Employee dishonesty coverage is intended to provide a source for recovery of funds, securities or property embezzled by employees or volunteers. This coverage may sometimes be purchased with property coverage or may be purchased separately as a fidelity bond.

Improper Sexual Conduct Liability

As its name suggests, Improper Sexual Conduct (ISC) Liability coverage insures against claims of improper sexual conduct. General liability policies typically do not include this type of claim because ISC is based on an intentional malicious act. Some insurers claim this coverage is included in their general liability insurance because the policy does not specifically exclude improper sexual conduct, but relying on a general liability policy is a risk that may provide no coverage for employees and volunteers who may be unfairly accused. Unless this coverage is purchased as a separate policy specifically providing coverage for improper sexual conduct, you likely will not have any coverage for your employees or volunteers.

Non-owned/Hired Auto Liability

If your employees or volunteers use their own vehicles on company business, this coverage is very important. The purpose of this policy is to provide “excess” coverage over an employee’s or volunteer’s personal auto insurance. If an employee or volunteer is involved in an accident while driving on behalf of your organization, and the limits of his or her personal insurance policy are exhausted, this coverage protects the organization.


Property coverage is purchased to protect the physical assets you own or lease such as buildings, office equipment, furniture, fixtures, etc. There may be special types of coverage which need to be purchased for property in transit, mobile equipment, fine arts, etc. When considering this coverage, it is important to have a thorough inventory of all physical assets, then make sure that the property is accurately valued and that adequate coverage limits are purchased.

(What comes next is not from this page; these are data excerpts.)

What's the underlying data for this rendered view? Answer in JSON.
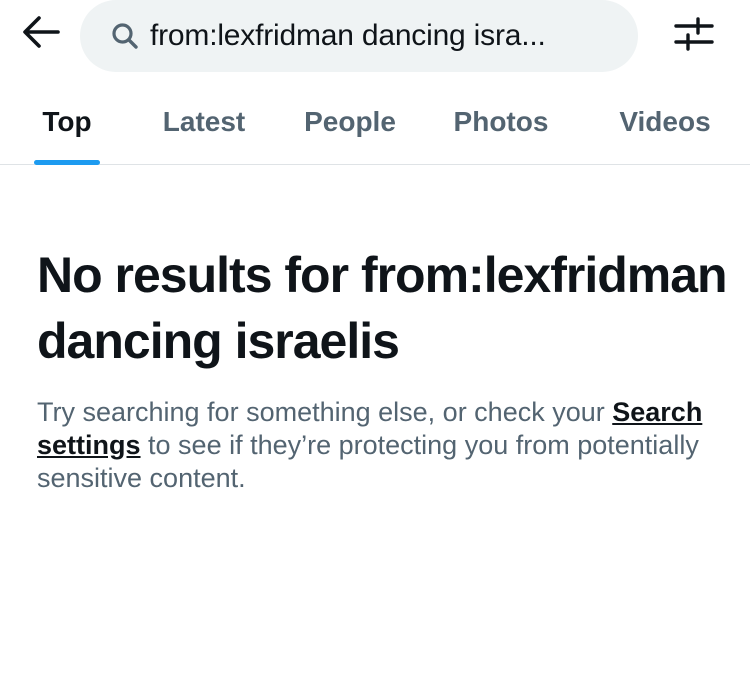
{
  "search": {
    "query": "from:lexfridman dancing isra..."
  },
  "icons": {
    "back": "arrow-left-icon",
    "search": "search-icon",
    "filter": "sliders-icon"
  },
  "tabs": [
    {
      "label": "Top",
      "active": true
    },
    {
      "label": "Latest",
      "active": false
    },
    {
      "label": "People",
      "active": false
    },
    {
      "label": "Photos",
      "active": false
    },
    {
      "label": "Videos",
      "active": false
    }
  ],
  "empty_state": {
    "title": "No results for from:lexfridman dancing israelis",
    "desc_before": "Try searching for something else, or check your ",
    "link": "Search settings",
    "desc_after": " to see if they’re protecting you from potentially sensitive content."
  },
  "colors": {
    "accent": "#1d9bf0",
    "text_primary": "#0f1419",
    "text_secondary": "#536471",
    "search_bg": "#eff3f4"
  }
}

Social Service Professional Liability

This coverage is often provided as an endorsement to the commercial general liability policy. It typically provides coverage for errors and omissions as a result of social services activities. While it may, depending on the policy, cover counseling, nurse practitioners and the dispensing of medications, it is not true malpractice liability coverage. This policy is typically not sufficient for organizations with medical malpractice or other professional liability exposure.

Participant/Volunteer Accident Insurance

Accident insurance provides a limited amount of coverage for injury to a student/volunteer/participant (depending on the specific coverage) on a no-fault basis. Under commercial general liability, it is typically necessary to establish fault before a payment is made.

Accident insurance typically pays regardless of fault, and may pay out prior to an individual’s health insurance or in excess of it, depending on the particular policy.

Umbrella Liability

True to its name, umbrella coverage typically provides higher liability limits for a variety of coverages as well as potentially providing coverage for damages which may not be covered by the primary coverages. For example, a single umbrella policy may increase the limits of coverage on a commercial general liability policy, a business auto policy, and a directors and officers policy simultaneously. This policy engages when the limits of another policy have been exhausted.